BDACS, a South Korean crypto custody firm, announced the launch after successfully completing technical testing with Woori Bank, one of the country’s largest financial institutions. Each KRW1 token is backed by actual Korean won held safely at the bank.
The launch comes at a time when South Korea lacks clear rules for stablecoins. However, the government is working on new laws that could change this soon.
KRW1 stands out because it connects traditional banking with modern blockchain technology. Every digital token is backed 1:1 by Korean won stored at Woori Bank. This means users can trust that their digital money has real value behind it.
The stablecoin uses real-time banking connections to prove its reserves exist. This transparency helps build trust between users and the platform. Harry Ryoo, CEO of BDACS, said his company is “building the backbone of the digital asset market, serving corporate, institutional, and public-sector partners.”
Source: @avax
BDACS chose Avalanche for its speed and security. The Korea Internet & Security Agency has recognized Avalanche as reliable for public sector use. Justin Kim, Head of Asia at Ava Labs, noted that KRW1 shows “the need for a highly-performant and reliable blockchain tailored for a regulatory-compliant stablecoin.”
KRW1 was designed with government use in mind. BDACS plans to offer it as a low-cost payment system for public programs. This could significantly reduce fees when the government distributes emergency relief money or processes other payments.
The company has already built systems for issuing tokens, managing reserves, and verifying transactions. They also created a user app that lets people send money to each other and check transaction details.
Currently, KRW1 operates as a proof-of-concept project. This means it’s not available to the general public yet. This careful approach helps the company avoid breaking any current laws while they wait for new regulations.

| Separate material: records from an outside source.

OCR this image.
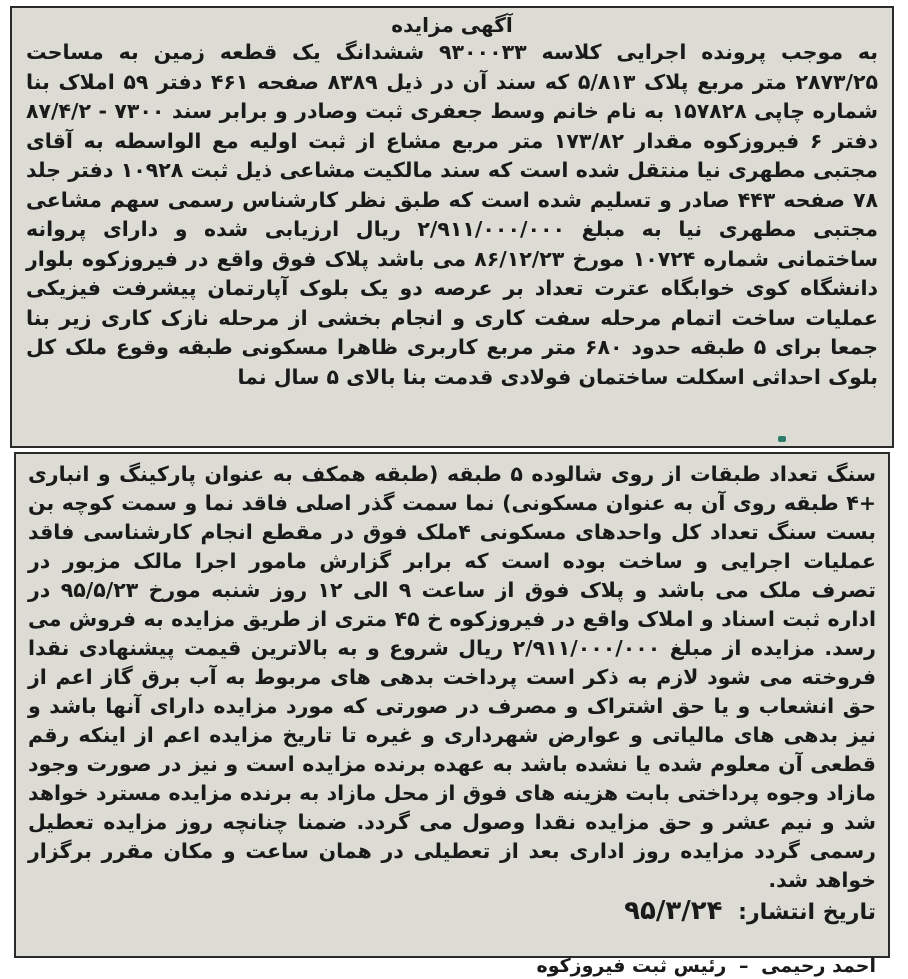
آگهی مزایده

به موجب پرونده اجرایی کلاسه ۹۳۰۰۰۳۳ ششدانگ یک قطعه زمین به مساحت ۲۸۷۳/۲۵ متر مربع پلاک ۵/۸۱۳ که سند آن در ذیل ۸۳۸۹ صفحه ۴۶۱ دفتر ۵۹ املاک بنا شماره چاپی ۱۵۷۸۲۸ به نام خانم وسط جعفری ثبت وصادر و برابر سند ۷۳۰۰ - ۸۷/۴/۲ دفتر ۶ فیروزکوه مقدار ۱۷۳/۸۲ متر مربع مشاع از ثبت اولیه مع الواسطه به آقای مجتبی مطهری نیا منتقل شده است که سند مالکیت مشاعی ذیل ثبت ۱۰۹۲۸ دفتر جلد ۷۸ صفحه ۴۴۳ صادر و تسلیم شده است که طبق نظر کارشناس رسمی سهم مشاعی مجتبی مطهری نیا به مبلغ ۲/۹۱۱/۰۰۰/۰۰۰ ریال ارزیابی شده و دارای پروانه ساختمانی شماره ۱۰۷۲۴ مورخ ۸۶/۱۲/۲۳ می باشد پلاک فوق واقع در فیروزکوه بلوار دانشگاه کوی خوابگاه عترت تعداد بر عرصه دو یک بلوک آپارتمان پیشرفت فیزیکی عملیات ساخت اتمام مرحله سفت کاری و انجام بخشی از مرحله نازک کاری زیر بنا جمعا برای ۵ طبقه حدود ۶۸۰ متر مربع کاربری ظاهرا مسکونی طبقه وقوع ملک کل بلوک احداثی اسکلت ساختمان فولادی قدمت بنا بالای ۵ سال نما

سنگ تعداد طبقات از روی شالوده ۵ طبقه (طبقه همکف به عنوان پارکینگ و انباری +۴ طبقه روی آن به عنوان مسکونی) نما سمت گذر اصلی فاقد نما و سمت کوچه بن بست سنگ تعداد کل واحدهای مسکونی ۴ملک فوق در مقطع انجام کارشناسی فاقد عملیات اجرایی و ساخت بوده است که برابر گزارش مامور اجرا مالک مزبور در تصرف ملک می باشد و پلاک فوق از ساعت ۹ الی ۱۲ روز شنبه مورخ ۹۵/۵/۲۳ در اداره ثبت اسناد و املاک واقع در فیروزکوه خ ۴۵ متری از طریق مزایده به فروش می رسد. مزایده از مبلغ ۲/۹۱۱/۰۰۰/۰۰۰ ریال شروع و به بالاترین قیمت پیشنهادی نقدا فروخته می شود لازم به ذکر است پرداخت بدهی های مربوط به آب برق گاز اعم از حق انشعاب و یا حق اشتراک و مصرف در صورتی که مورد مزایده دارای آنها باشد و نیز بدهی های مالیاتی و عوارض شهرداری و غیره تا تاریخ مزایده اعم از اینکه رقم قطعی آن معلوم شده یا نشده باشد به عهده برنده مزایده است و نیز در صورت وجود مازاد وجوه پرداختی بابت هزینه های فوق از محل مازاد به برنده مزایده مسترد خواهد شد و نیم عشر و حق مزایده نقدا وصول می گردد. ضمنا چنانچه روز مزایده تعطیل رسمی گردد مزایده روز اداری بعد از تعطیلی در همان ساعت و مکان مقرر برگزار خواهد شد.

تاریخ انتشار: ۹۵/۳/۲۴
احمد رحیمی – رئیس ثبت فیروزکوه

South Korea’s government is moving quickly to create rules for digital currencies. President Lee Jae-myung has promised to support won-backed stablecoins as part of his plan to strengthen the country’s financial independence.
The ruling Democratic Party proposed the Digital Asset Basic Act, which would allow Korean companies to issue stablecoins. Companies would need at least 500 million won (about $368,000) in capital and must keep enough reserves to guarantee refunds.

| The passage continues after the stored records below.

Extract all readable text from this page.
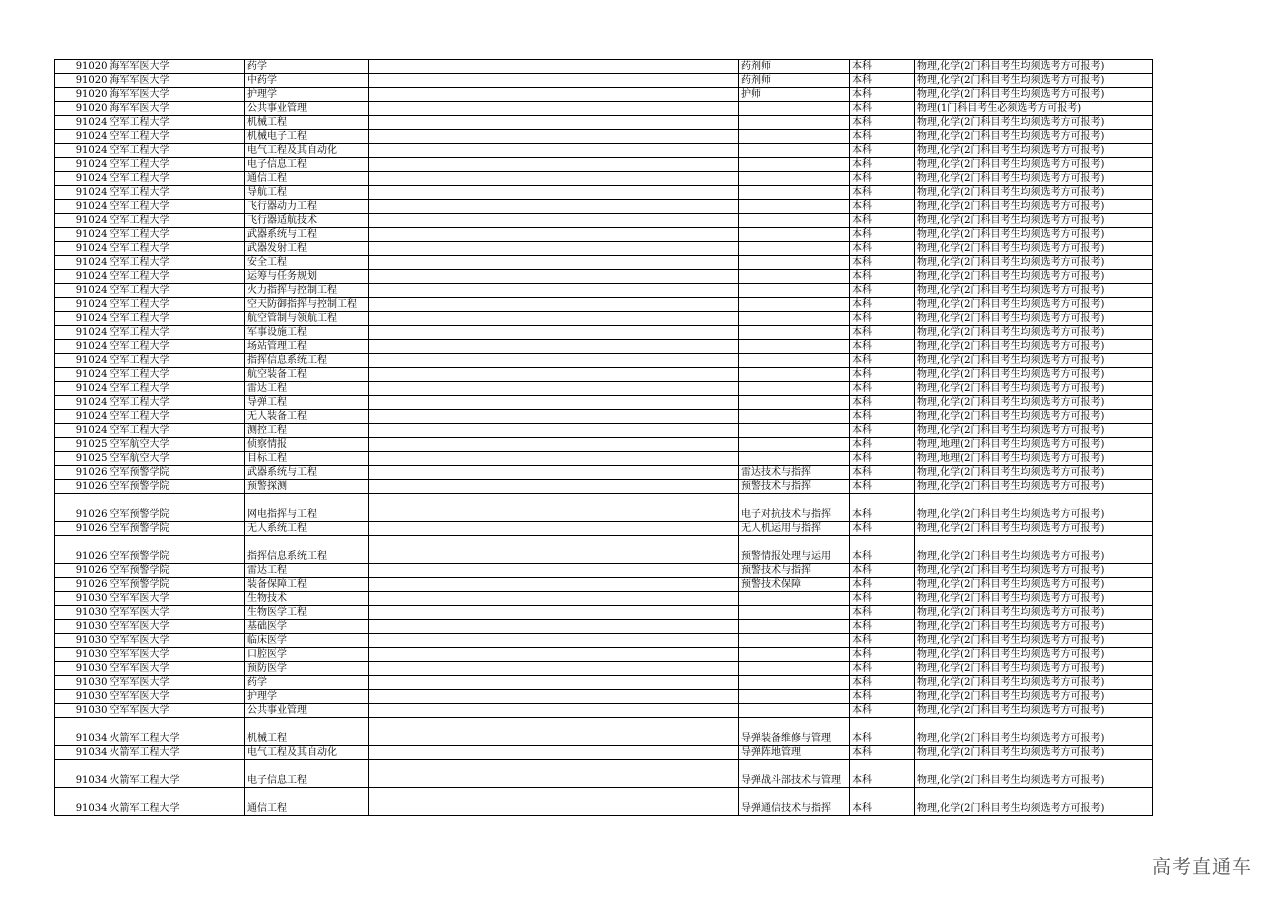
91020	海军军医大学	药学		药剂师	本科	物理,化学(2门科目考生均须选考方可报考)
91020	海军军医大学	中药学		药剂师	本科	物理,化学(2门科目考生均须选考方可报考)
91020	海军军医大学	护理学		护师	本科	物理,化学(2门科目考生均须选考方可报考)
91020	海军军医大学	公共事业管理			本科	物理(1门科目考生必须选考方可报考)
91024	空军工程大学	机械工程			本科	物理,化学(2门科目考生均须选考方可报考)
91024	空军工程大学	机械电子工程			本科	物理,化学(2门科目考生均须选考方可报考)
91024	空军工程大学	电气工程及其自动化			本科	物理,化学(2门科目考生均须选考方可报考)
91024	空军工程大学	电子信息工程			本科	物理,化学(2门科目考生均须选考方可报考)
91024	空军工程大学	通信工程			本科	物理,化学(2门科目考生均须选考方可报考)
91024	空军工程大学	导航工程			本科	物理,化学(2门科目考生均须选考方可报考)
91024	空军工程大学	飞行器动力工程			本科	物理,化学(2门科目考生均须选考方可报考)
91024	空军工程大学	飞行器适航技术			本科	物理,化学(2门科目考生均须选考方可报考)
91024	空军工程大学	武器系统与工程			本科	物理,化学(2门科目考生均须选考方可报考)
91024	空军工程大学	武器发射工程			本科	物理,化学(2门科目考生均须选考方可报考)
91024	空军工程大学	安全工程			本科	物理,化学(2门科目考生均须选考方可报考)
91024	空军工程大学	运筹与任务规划			本科	物理,化学(2门科目考生均须选考方可报考)
91024	空军工程大学	火力指挥与控制工程			本科	物理,化学(2门科目考生均须选考方可报考)
91024	空军工程大学	空天防御指挥与控制工程			本科	物理,化学(2门科目考生均须选考方可报考)
91024	空军工程大学	航空管制与领航工程			本科	物理,化学(2门科目考生均须选考方可报考)
91024	空军工程大学	军事设施工程			本科	物理,化学(2门科目考生均须选考方可报考)
91024	空军工程大学	场站管理工程			本科	物理,化学(2门科目考生均须选考方可报考)
91024	空军工程大学	指挥信息系统工程			本科	物理,化学(2门科目考生均须选考方可报考)
91024	空军工程大学	航空装备工程			本科	物理,化学(2门科目考生均须选考方可报考)
91024	空军工程大学	雷达工程			本科	物理,化学(2门科目考生均须选考方可报考)
91024	空军工程大学	导弹工程			本科	物理,化学(2门科目考生均须选考方可报考)
91024	空军工程大学	无人装备工程			本科	物理,化学(2门科目考生均须选考方可报考)
91024	空军工程大学	测控工程			本科	物理,化学(2门科目考生均须选考方可报考)
91025	空军航空大学	侦察情报			本科	物理,地理(2门科目考生均须选考方可报考)
91025	空军航空大学	目标工程			本科	物理,地理(2门科目考生均须选考方可报考)
91026	空军预警学院	武器系统与工程		雷达技术与指挥	本科	物理,化学(2门科目考生均须选考方可报考)
91026	空军预警学院	预警探测		预警技术与指挥	本科	物理,化学(2门科目考生均须选考方可报考)
91026	空军预警学院	网电指挥与工程		电子对抗技术与指挥	本科	物理,化学(2门科目考生均须选考方可报考)
91026	空军预警学院	无人系统工程		无人机运用与指挥	本科	物理,化学(2门科目考生均须选考方可报考)
91026	空军预警学院	指挥信息系统工程		预警情报处理与运用	本科	物理,化学(2门科目考生均须选考方可报考)
91026	空军预警学院	雷达工程		预警技术与指挥	本科	物理,化学(2门科目考生均须选考方可报考)
91026	空军预警学院	装备保障工程		预警技术保障	本科	物理,化学(2门科目考生均须选考方可报考)
91030	空军军医大学	生物技术			本科	物理,化学(2门科目考生均须选考方可报考)
91030	空军军医大学	生物医学工程			本科	物理,化学(2门科目考生均须选考方可报考)
91030	空军军医大学	基础医学			本科	物理,化学(2门科目考生均须选考方可报考)
91030	空军军医大学	临床医学			本科	物理,化学(2门科目考生均须选考方可报考)
91030	空军军医大学	口腔医学			本科	物理,化学(2门科目考生均须选考方可报考)
91030	空军军医大学	预防医学			本科	物理,化学(2门科目考生均须选考方可报考)
91030	空军军医大学	药学			本科	物理,化学(2门科目考生均须选考方可报考)
91030	空军军医大学	护理学			本科	物理,化学(2门科目考生均须选考方可报考)
91030	空军军医大学	公共事业管理			本科	物理,化学(2门科目考生均须选考方可报考)
91034	火箭军工程大学	机械工程		导弹装备维修与管理	本科	物理,化学(2门科目考生均须选考方可报考)
91034	火箭军工程大学	电气工程及其自动化		导弹阵地管理	本科	物理,化学(2门科目考生均须选考方可报考)
91034	火箭军工程大学	电子信息工程		导弹战斗部技术与管理	本科	物理,化学(2门科目考生均须选考方可报考)
91034	火箭军工程大学	通信工程		导弹通信技术与指挥	本科	物理,化学(2门科目考生均须选考方可报考)
高考直通车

The Financial Services Commission plans to submit a government bill to lawmakers in October 2025. This new law would create the country’s first official framework for stablecoins.
However, recent political events have slowed progress. The National Assembly postponed discussions about virtual asset rules until at least 2025 following martial law declarations and impeachment proceedings.
BDACS isn’t the only company preparing for South Korea’s stablecoin future. At least three major banks – Kakao Bank, Kookmin Bank, and Industrial Bank of Korea – have filed trademark applications for their own Korean won stablecoins.
This competition shows how seriously financial institutions take the stablecoin opportunity. South Korea has one of the world’s most active crypto markets, with over 18 million people – more than one-third of the population – involved in digital assets.
The numbers are impressive. In the first quarter of 2025 alone, USD stablecoin transactions reached 57 trillion won ($42 billion) on South Korean exchanges. This shows there’s strong demand for stable digital currencies.
BDACS believes it has an advantage because KRW1 is already working. The company said that while big tech companies might enter the market later, “KRW1 is already operational with strong institutional backing from Woori Bank and global blockchain partners.”
South Korea’s move could influence other countries considering their own national stablecoins. The combination of blockchain technology with traditional banking oversight creates a model that balances innovation with safety.
BDACS plans to expand KRW1 to other blockchains to improve compatibility. The company is also exploring partnerships with dollar-based stablecoins like USDT and USDC.
The success of KRW1 will be closely watched by regulators and companies worldwide. It could become a template for how other nations create their own digital versions of national currencies.
KRW1 represents more than just a new digital currency. It shows how South Korea is positioning itself as a leader in the global shift toward digital finance. By combining the stability of traditional banking with the efficiency of blockchain technology, the country is creating a new model for digital money.
The careful, regulated approach taken by BDACS and Woori Bank could help other countries feel more comfortable about creating their own national stablecoins. As regulations become clearer and more companies enter the market, South Korea’s digital finance sector looks set for significant growth.